Hatırlayın; Tarih 24 Ekim 2018…İYİ Parti Grubu olarak, EYT’li kardeşlerimizin sesini duyduk ve meselenin araştırılması için, Meclis’te bir önerge verdik. Yetinmedik, EYT’li kardeşlerimizle birlikte çalışıp, sürdürülebilir bir çözüm planını, beraber ortaya koyduk. Bu kürsüden de, tüm Türkiye’ye duyurduk. Hatta; EYT çözüm planımızın, yıllık maliyeti; geçmediğimiz köprüler, kullanmadığımız yollar, gitmediğimiz hastaneler, binmediğimiz uçaklar, yandaşlara ödenen, hazine garantilerinin, yıllık yükünden, daha azdı! Önergemiz, AK Parti ve MHP oylarıyla reddedildi. Çözüm planımız, duymazdan gelindi. Ama, nedense birden, EYT’li kardeşlerimiz için, ‘Çift dikiş’ diyenler; ‘Seçim kaybetsem bile yapmam’ diyenler; ‘Zaten yapacaktık, zamanının gelmesini bekliyorduk’ demeye başladılar. Olsun…Hep söylüyorum. Bizim çözümlerimiz, projelerimiz, mirî maldır.Alsınlar, uygulasınlar. Biz, milletimizin yararına olan, her projemizin, hayata geçirilmesinden, ancak memnuniyet duyarız.
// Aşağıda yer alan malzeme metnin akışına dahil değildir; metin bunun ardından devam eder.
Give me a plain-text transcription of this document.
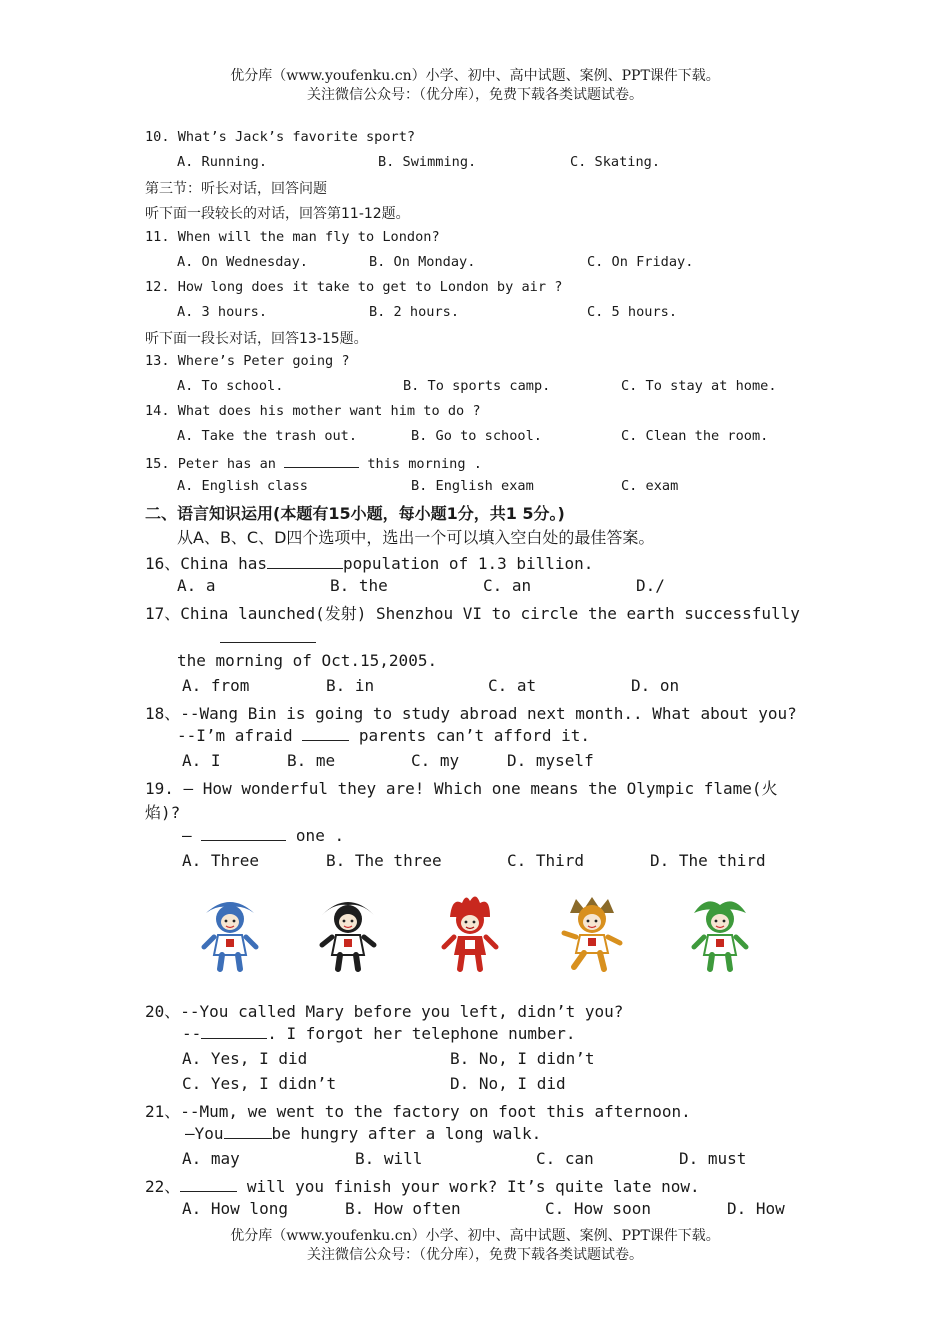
优分库（www.youfenku.cn）小学、初中、高中试题、案例、PPT课件下载。
关注微信公众号：（优分库），免费下载各类试题试卷。
10. What’s Jack’s favorite sport?
A. Running.	B. Swimming.	C. Skating.
第三节：听长对话，回答问题
听下面一段较长的对话，回答第11-12题。
11. When will the man fly to London?
A. On Wednesday.	B. On Monday.	C. On Friday.
12. How long does it take to get to London by air ?
A. 3 hours.	B. 2 hours.	C. 5 hours.
听下面一段长对话，回答13-15题。
13. Where’s Peter going ?
A. To school.	B. To sports camp.	C. To stay at home.
14. What does his mother want him to do ?
A. Take the trash out.	B. Go to school.	C. Clean the room.
15. Peter has an	this morning .
A. English class	B. English exam	C. exam
二、语言知识运用(本题有15小题，每小题1分，共1 5分。)
从A、B、C、D四个选项中，选出一个可以填入空白处的最佳答案。
16、China has	population of 1.3 billion.
A. a	B. the	C. an	D./
17、China launched(发射) Shenzhou VI to circle the earth successfully
the morning of Oct.15,2005.
A. from	B. in	C. at	D. on
18、--Wang Bin is going to study abroad next month.. What about you?
--I’m afraid	parents can’t afford it.
A. I	B. me	C. my	D. myself
19. — How wonderful they are! Which one means the Olympic flame(火
焰)?
—	one .
A. Three	B. The three	C. Third	D. The third
20、--You called Mary before you left, didn’t you?
--	. I forgot her telephone number.
A. Yes, I did	B. No, I didn’t
C. Yes, I didn’t	D. No, I did
21、--Mum, we went to the factory on foot this afternoon.
–You	be hungry after a long walk.
A. may	B. will	C. can	D. must
22、	will you finish your work? It’s quite late now.
A. How long	B. How often	C. How soon	D. How
优分库（www.youfenku.cn）小学、初中、高中试题、案例、PPT课件下载。
关注微信公众号：（优分库），免费下载各类试题试卷。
Yeter ki, doğru düzgün uygulasınlar… Ama gelin görün ki; Eskiler, ‘Gönülsüz yenen aş, ya karın ağrıtır, ya baş’ demişler… Hemen her konuda olduğu gibi, EYT konusunda da yarım yamalak iş yaptılar. Yeni mağdurlar meydana getirmekten çekinmediler.

Mevcut kanun teklifinde; 1999 yılında, yürürlüğe giren yasanın, zorunlu kıldığı, yaş sınırı, kaldırılıyor. Ancak bu sefer de; aynı yasanın artırdığı, prim ödeme gün sayısı, değiştirilmiyor. Oysa iktidar, yaptığı kafa karıştırıcı açıklamalarla, insanlarımızı bunun tersine inandırdı ve gelinen noktada, EYT’li kardeşlerimiz, şimdi de, prime takıldılar. Buradan, iktidara seslenmek istiyorum; Net bir şekilde bilgilendirmediğiniz için, vatandaşlarımız; borçlanma hakkından, faydalanmak adına; arabasını sattı, kredi çekti, para yatırdı. Şimdi onlara, ‘Prim ödeme gün sayınız yetmiyor’ diyorsunuz. Biz boşuna, ‘Devlet Ciddiyet Yakışır’, ‘Devlete Liyakat Yakışır’ demiyoruz… Madem, bizim çağrımız ve mücadelemizle harekete geçtiniz; bari, çözüm önerimizi de, bütünüyle alsaydınız… Madem giderayak, seçim için de olsa, milletin yararına, bir iş yapacaktınız; bari onu da, doğru düzgün yapsaydınız…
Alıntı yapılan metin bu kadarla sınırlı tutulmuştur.